Reflexões, num mundo pouco reflexivo
da fuga à superficialidade do olhar
Escrevo este texto depois de um fim de semana intenso de partilhas inspiradoras de construção de narrativas em torno da fotografia e escrevo-o para partilhar convosco o desafio que é, para mim, desde há uns anos a esta parte, falar e expor o meu trabalho fotográfico.
Através dele falo de mim, não falando, por que o que faço na fotografia, é um sentir feminino partilhado por muitas das mulheres que me rodeiam, não é só de mim que falo. Dou assim corpo de imagens a todas as mulheres casa, mulheres mães, mulheres meninas, mulheres amor, mulheres disrupção, mulheres coragem, mulheres natureza, mulheres dor, mulheres livro, mulheres caminho, mulheres refúgio, mulheres viagem…

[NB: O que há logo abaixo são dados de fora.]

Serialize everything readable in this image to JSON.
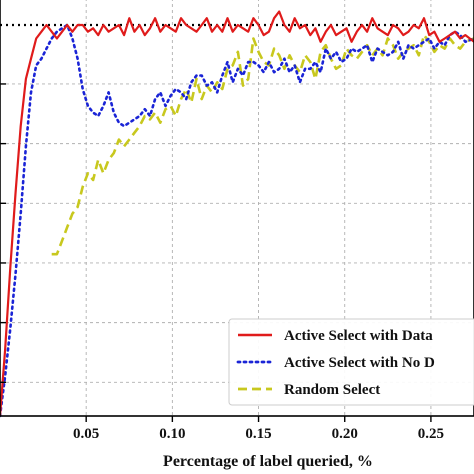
{
  "chart_data": {
    "type": "line",
    "title": "",
    "xlabel": "Percentage of label queried, %",
    "ylabel": "",
    "xlim": [
      0.0,
      0.275
    ],
    "ylim": [
      0.4,
      1.02
    ],
    "x_ticks": [
      0.05,
      0.1,
      0.15,
      0.2,
      0.25
    ],
    "x_tick_labels": [
      "0.05",
      "0.10",
      "0.15",
      "0.20",
      "0.25"
    ],
    "grid": true,
    "legend_position": "lower-right",
    "reference_line": {
      "y": 0.98,
      "style": "dotted",
      "color": "#000000"
    },
    "series": [
      {
        "name": "Active Select with Data",
        "color": "#e01b1b",
        "style": "solid",
        "x": [
          0.0,
          0.003,
          0.006,
          0.009,
          0.012,
          0.015,
          0.018,
          0.021,
          0.024,
          0.027,
          0.03,
          0.033,
          0.036,
          0.039,
          0.042,
          0.045,
          0.048,
          0.051,
          0.054,
          0.057,
          0.06,
          0.063,
          0.066,
          0.069,
          0.072,
          0.075,
          0.078,
          0.081,
          0.084,
          0.087,
          0.09,
          0.093,
          0.096,
          0.099,
          0.102,
          0.105,
          0.108,
          0.111,
          0.114,
          0.117,
          0.12,
          0.123,
          0.126,
          0.129,
          0.132,
          0.135,
          0.138,
          0.141,
          0.144,
          0.147,
          0.15,
          0.153,
          0.156,
          0.159,
          0.162,
          0.165,
          0.168,
          0.171,
          0.174,
          0.177,
          0.18,
          0.183,
          0.186,
          0.189,
          0.192,
          0.195,
          0.198,
          0.201,
          0.204,
          0.207,
          0.21,
          0.213,
          0.216,
          0.219,
          0.222,
          0.225,
          0.228,
          0.231,
          0.234,
          0.237,
          0.24,
          0.243,
          0.246,
          0.249,
          0.252,
          0.255,
          0.258,
          0.261,
          0.264,
          0.267,
          0.27,
          0.275
        ],
        "y": [
          0.4,
          0.5,
          0.62,
          0.73,
          0.83,
          0.9,
          0.93,
          0.96,
          0.97,
          0.98,
          0.97,
          0.96,
          0.97,
          0.98,
          0.97,
          0.98,
          0.98,
          0.97,
          0.975,
          0.965,
          0.98,
          0.97,
          0.975,
          0.98,
          0.965,
          0.99,
          0.97,
          0.98,
          0.965,
          0.975,
          0.99,
          0.97,
          0.98,
          0.975,
          0.97,
          0.99,
          0.98,
          0.975,
          0.97,
          0.98,
          0.99,
          0.97,
          0.98,
          0.97,
          0.99,
          0.97,
          0.98,
          0.975,
          0.97,
          0.99,
          0.98,
          0.965,
          0.97,
          0.99,
          1.0,
          0.98,
          0.97,
          0.99,
          0.975,
          0.98,
          0.965,
          0.975,
          0.955,
          0.97,
          0.98,
          0.965,
          0.97,
          0.975,
          0.955,
          0.97,
          0.98,
          0.97,
          0.99,
          0.975,
          0.97,
          0.965,
          0.98,
          0.975,
          0.965,
          0.97,
          0.98,
          0.975,
          0.99,
          0.965,
          0.97,
          0.955,
          0.96,
          0.965,
          0.97,
          0.96,
          0.965,
          0.955
        ]
      },
      {
        "name": "Active Select with No D",
        "color": "#1a24d6",
        "style": "dotted",
        "x": [
          0.0,
          0.003,
          0.006,
          0.009,
          0.012,
          0.015,
          0.018,
          0.021,
          0.024,
          0.027,
          0.03,
          0.033,
          0.036,
          0.039,
          0.042,
          0.045,
          0.048,
          0.051,
          0.054,
          0.057,
          0.06,
          0.063,
          0.066,
          0.069,
          0.072,
          0.075,
          0.078,
          0.081,
          0.084,
          0.087,
          0.09,
          0.093,
          0.096,
          0.099,
          0.102,
          0.105,
          0.108,
          0.111,
          0.114,
          0.117,
          0.12,
          0.123,
          0.126,
          0.129,
          0.132,
          0.135,
          0.138,
          0.141,
          0.144,
          0.147,
          0.15,
          0.153,
          0.156,
          0.159,
          0.162,
          0.165,
          0.168,
          0.171,
          0.174,
          0.177,
          0.18,
          0.183,
          0.186,
          0.189,
          0.192,
          0.195,
          0.198,
          0.201,
          0.204,
          0.207,
          0.21,
          0.213,
          0.216,
          0.219,
          0.222,
          0.225,
          0.228,
          0.231,
          0.234,
          0.237,
          0.24,
          0.243,
          0.246,
          0.249,
          0.252,
          0.255,
          0.258,
          0.261,
          0.264,
          0.267,
          0.27,
          0.275
        ],
        "y": [
          0.4,
          0.46,
          0.53,
          0.61,
          0.7,
          0.8,
          0.88,
          0.92,
          0.93,
          0.945,
          0.96,
          0.97,
          0.975,
          0.98,
          0.96,
          0.93,
          0.885,
          0.86,
          0.85,
          0.845,
          0.86,
          0.88,
          0.85,
          0.835,
          0.83,
          0.835,
          0.84,
          0.845,
          0.855,
          0.845,
          0.87,
          0.88,
          0.86,
          0.875,
          0.885,
          0.88,
          0.87,
          0.895,
          0.905,
          0.905,
          0.89,
          0.895,
          0.88,
          0.905,
          0.925,
          0.895,
          0.915,
          0.905,
          0.925,
          0.925,
          0.92,
          0.91,
          0.925,
          0.91,
          0.915,
          0.93,
          0.91,
          0.92,
          0.895,
          0.915,
          0.915,
          0.925,
          0.91,
          0.945,
          0.93,
          0.94,
          0.925,
          0.93,
          0.945,
          0.94,
          0.945,
          0.95,
          0.925,
          0.945,
          0.94,
          0.935,
          0.94,
          0.955,
          0.93,
          0.95,
          0.945,
          0.95,
          0.955,
          0.96,
          0.945,
          0.955,
          0.95,
          0.965,
          0.97,
          0.965,
          0.955,
          0.96
        ]
      },
      {
        "name": "Random Select",
        "color": "#c8c81e",
        "style": "dashed",
        "x": [
          0.03,
          0.033,
          0.036,
          0.039,
          0.042,
          0.045,
          0.048,
          0.051,
          0.054,
          0.057,
          0.06,
          0.063,
          0.066,
          0.069,
          0.072,
          0.075,
          0.078,
          0.081,
          0.084,
          0.087,
          0.09,
          0.093,
          0.096,
          0.099,
          0.102,
          0.105,
          0.108,
          0.111,
          0.114,
          0.117,
          0.12,
          0.123,
          0.126,
          0.129,
          0.132,
          0.135,
          0.138,
          0.141,
          0.144,
          0.147,
          0.15,
          0.153,
          0.156,
          0.159,
          0.162,
          0.165,
          0.168,
          0.171,
          0.174,
          0.177,
          0.18,
          0.183,
          0.186,
          0.189,
          0.192,
          0.195,
          0.198,
          0.201,
          0.204,
          0.207,
          0.21,
          0.213,
          0.216,
          0.219,
          0.222,
          0.225,
          0.228,
          0.231,
          0.234,
          0.237,
          0.24,
          0.243,
          0.246,
          0.249,
          0.252,
          0.255,
          0.258,
          0.261,
          0.264,
          0.267,
          0.27,
          0.275
        ],
        "y": [
          0.64,
          0.64,
          0.66,
          0.68,
          0.7,
          0.71,
          0.74,
          0.76,
          0.75,
          0.78,
          0.76,
          0.78,
          0.79,
          0.81,
          0.8,
          0.81,
          0.82,
          0.83,
          0.845,
          0.84,
          0.85,
          0.835,
          0.855,
          0.86,
          0.845,
          0.87,
          0.885,
          0.865,
          0.9,
          0.87,
          0.89,
          0.88,
          0.895,
          0.885,
          0.915,
          0.92,
          0.94,
          0.89,
          0.9,
          0.96,
          0.94,
          0.925,
          0.92,
          0.945,
          0.935,
          0.915,
          0.935,
          0.92,
          0.91,
          0.935,
          0.925,
          0.9,
          0.94,
          0.95,
          0.93,
          0.915,
          0.92,
          0.945,
          0.935,
          0.93,
          0.94,
          0.95,
          0.935,
          0.945,
          0.935,
          0.96,
          0.95,
          0.93,
          0.94,
          0.945,
          0.95,
          0.935,
          0.965,
          0.955,
          0.94,
          0.95,
          0.945,
          0.96,
          0.95,
          0.945,
          0.955,
          0.96
        ]
      }
    ]
  }
}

Somos livres, dizem-nos, de ser quem somos. Mas, seremos mesmo livres?
Fotografo a minha pele, o meu corpo, a minha natureza com a liberdade que conquistei e que me possibilitou descobrir e aceitar quem sou, mas sei que o que faço, muitas vezes é visto não pelo olhar profundo que esse exercício libertário representa, mas pelo crivo superficial de um certo voyeurismo. Daí que me seja tão precioso conceder contexto e pensamento, reflexão e intenção quando apresento o meu trabalho, para que este não fique sequestrado nessa superficialidade.

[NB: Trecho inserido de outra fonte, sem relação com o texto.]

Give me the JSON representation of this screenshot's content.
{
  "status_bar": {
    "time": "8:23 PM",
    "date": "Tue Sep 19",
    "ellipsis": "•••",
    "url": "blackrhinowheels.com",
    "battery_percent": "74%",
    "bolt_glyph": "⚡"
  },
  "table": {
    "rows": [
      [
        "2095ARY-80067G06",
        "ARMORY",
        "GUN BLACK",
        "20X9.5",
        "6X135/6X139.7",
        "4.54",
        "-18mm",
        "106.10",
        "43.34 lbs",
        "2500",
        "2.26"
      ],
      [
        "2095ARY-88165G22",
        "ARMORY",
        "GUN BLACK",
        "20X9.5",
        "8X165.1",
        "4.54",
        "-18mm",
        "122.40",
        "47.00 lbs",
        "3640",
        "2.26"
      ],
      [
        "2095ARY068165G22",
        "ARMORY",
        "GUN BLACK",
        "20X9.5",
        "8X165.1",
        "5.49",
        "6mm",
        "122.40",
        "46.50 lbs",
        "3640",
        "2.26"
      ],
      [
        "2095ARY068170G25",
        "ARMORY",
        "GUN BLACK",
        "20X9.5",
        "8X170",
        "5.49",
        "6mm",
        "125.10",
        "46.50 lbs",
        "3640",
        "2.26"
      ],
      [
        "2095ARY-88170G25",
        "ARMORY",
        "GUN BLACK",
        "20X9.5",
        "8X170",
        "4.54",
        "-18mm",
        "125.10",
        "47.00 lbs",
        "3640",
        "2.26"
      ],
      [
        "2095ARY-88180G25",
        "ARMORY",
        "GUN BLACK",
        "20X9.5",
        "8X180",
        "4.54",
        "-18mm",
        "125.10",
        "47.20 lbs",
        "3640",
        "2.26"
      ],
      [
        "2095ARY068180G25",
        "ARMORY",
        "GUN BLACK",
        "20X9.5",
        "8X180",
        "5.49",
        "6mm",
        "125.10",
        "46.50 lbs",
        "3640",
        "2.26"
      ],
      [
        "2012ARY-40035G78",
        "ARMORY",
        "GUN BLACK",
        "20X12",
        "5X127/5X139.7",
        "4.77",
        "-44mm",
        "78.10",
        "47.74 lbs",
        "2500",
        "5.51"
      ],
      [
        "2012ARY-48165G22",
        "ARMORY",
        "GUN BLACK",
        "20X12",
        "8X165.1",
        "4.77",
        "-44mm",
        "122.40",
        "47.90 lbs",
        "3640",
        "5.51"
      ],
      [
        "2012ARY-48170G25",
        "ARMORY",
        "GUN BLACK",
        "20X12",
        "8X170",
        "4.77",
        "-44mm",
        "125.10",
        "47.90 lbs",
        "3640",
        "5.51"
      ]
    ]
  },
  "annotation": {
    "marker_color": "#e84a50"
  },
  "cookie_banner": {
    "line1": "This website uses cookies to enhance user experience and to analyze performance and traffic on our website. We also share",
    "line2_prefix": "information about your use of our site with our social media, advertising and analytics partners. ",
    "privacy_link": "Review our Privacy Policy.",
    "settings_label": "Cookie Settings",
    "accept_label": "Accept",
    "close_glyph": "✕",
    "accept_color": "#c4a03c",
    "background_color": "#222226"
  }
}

Ao meu trabalho é frequente atribuírem o epíteto “corajoso”. E longe de mim, aqui, retirar o significado dessa palavra – coragem – que, de certo modo o enobrece, mas questiono: seria considerado corajoso se em vez do meu corpo, utilizasse o de uma outra mulher? A resposta, para mim, é negativa. O que torna o meu trabalho singular é precisamente ser simultaneamente reflexo e espelho. A coragem, digo-vos, porém, não está no corpo de trabalho, mas antes em mostrá-lo, falar dele, sujeitá-lo à crítica, técnica e de estilo, sabendo que muitas vezes não se vai alcançar um lugar para além da superficialidade e continuar a fazê-lo, por se achar que se pode, com ele, mudar a perspectiva de alguém, enriquecê-la, abrir caminhos não percorridos e mostrar camadas que se escondem para além do óbvio. E disso chegam-me, nestes momentos de partilha e comunicação, vários testemunhos que atestam e me confirmam ser preciso continuar a fazê-lo, por esta ou outras formas, talvez. Para que um dia, todas as mulheres possam falar, sentir e fruir do seu corpo sem culpa ou censura. E sejamos, de facto, e quanto a isso, livres.
Leiria, 27 de Novembro de 2023, após um fim de semana de apresentações no IX Imaginature – Festival de Fotografia de Paisagem, em Manteigas.